GBP/EUR strikes two-week low amid slowing UK labour market

Philip McHugh October 18th 2023 - 2 minute read

The pound stumbled on Tuesday in response to data that suggests the UK labour market is slowing.

Sterling is trading in a wide range so far this morning, with GBP/EUR flat at €1.1521 and GBP/USD buoyed at $1.2201. GBP/CAD is rangebound at CA$1.6619, while GBP/AUD and GBP/NZD slide to AU$1.9092 and NZ$2.0616, respectively.

Looking ahead, will hotter-than-expected UK inflation help GBP exchange rates to rebound today?

What’s been happening?

The pound trended lower through yesterday’s session following the publication of the UK’s latest jobs report.

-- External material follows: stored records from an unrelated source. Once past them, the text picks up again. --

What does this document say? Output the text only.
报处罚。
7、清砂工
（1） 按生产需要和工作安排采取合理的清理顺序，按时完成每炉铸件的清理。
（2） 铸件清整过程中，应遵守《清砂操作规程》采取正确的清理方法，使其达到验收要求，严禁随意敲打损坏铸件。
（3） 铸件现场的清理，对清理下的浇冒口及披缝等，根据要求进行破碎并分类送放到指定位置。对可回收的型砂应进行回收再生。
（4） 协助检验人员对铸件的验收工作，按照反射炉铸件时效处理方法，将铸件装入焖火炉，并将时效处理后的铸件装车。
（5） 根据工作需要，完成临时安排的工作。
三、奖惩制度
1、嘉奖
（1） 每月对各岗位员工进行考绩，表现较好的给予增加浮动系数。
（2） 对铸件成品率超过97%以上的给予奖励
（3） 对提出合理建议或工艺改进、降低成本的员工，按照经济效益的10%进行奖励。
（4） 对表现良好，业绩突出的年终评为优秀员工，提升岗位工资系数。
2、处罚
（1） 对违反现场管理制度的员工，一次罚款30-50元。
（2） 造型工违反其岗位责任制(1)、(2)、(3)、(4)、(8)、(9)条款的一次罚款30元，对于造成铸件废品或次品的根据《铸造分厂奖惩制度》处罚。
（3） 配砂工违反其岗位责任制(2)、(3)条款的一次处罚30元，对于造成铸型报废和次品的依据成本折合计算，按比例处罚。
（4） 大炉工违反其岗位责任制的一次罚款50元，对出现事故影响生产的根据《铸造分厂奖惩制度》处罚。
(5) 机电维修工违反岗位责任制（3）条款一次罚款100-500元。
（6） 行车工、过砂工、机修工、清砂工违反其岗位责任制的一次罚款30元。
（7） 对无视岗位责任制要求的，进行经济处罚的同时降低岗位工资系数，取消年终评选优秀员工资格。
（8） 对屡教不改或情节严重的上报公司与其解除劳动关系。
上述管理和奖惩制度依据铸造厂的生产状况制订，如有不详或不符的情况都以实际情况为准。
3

Data published by the Office for National Statistics (ONS) showed that average earnings (excluding bonuses) slowed from an upwardly revised 7.9% to 7.8% in August. Accompanying data showed vacancies in the UK fell in the three months to September.

This stoked fears that the UK labour market is slowing, causing Sterling to fall as Bank of England (BoE) interest rate expectations weakened.

The euro, meanwhile, rallied on Tuesday as the ZEW indicator of economic sentiment for Germany smashed expectations in October, with the index reporting its strongest reading since April, stoking hopes that Germany’s recent economic woes are improving.

The US dollar also firmed yesterday after a stronger-than-expected US retail sales print.

What’s coming up?

Today’s session opened with the publication of the UK’s consumer price index.

The CPI figures showed that headline UK inflation held at 6.7% in September, rather than falling as forecast, while core inflation cooled at a slower-than-expected pace.

The inflation figures may help to underpin the pound today, amid hopes they could encourage the BoE to raise interest rates again.

Later this morning the focus will turn to a speech by European Central Bank (ECB) President Christine Lagarde. Lagarde could bolster the euro if she suggests the ECB hasn’t completely ruled out another interest rate hike.

Also potentially influencing EUR exchange rates will be the publication of the Eurozone’s own CPI figures. September’s finalised CPI release is expected to confirm inflation in the bloc slowed to a two-year low and could limit demand for the euro this morning.

Meanwhile, in the absence of any high-impact USD data, movement in the US dollar may be driven by market risk dynamics. Could a cautious market mood see investors favour the safe-haven currency?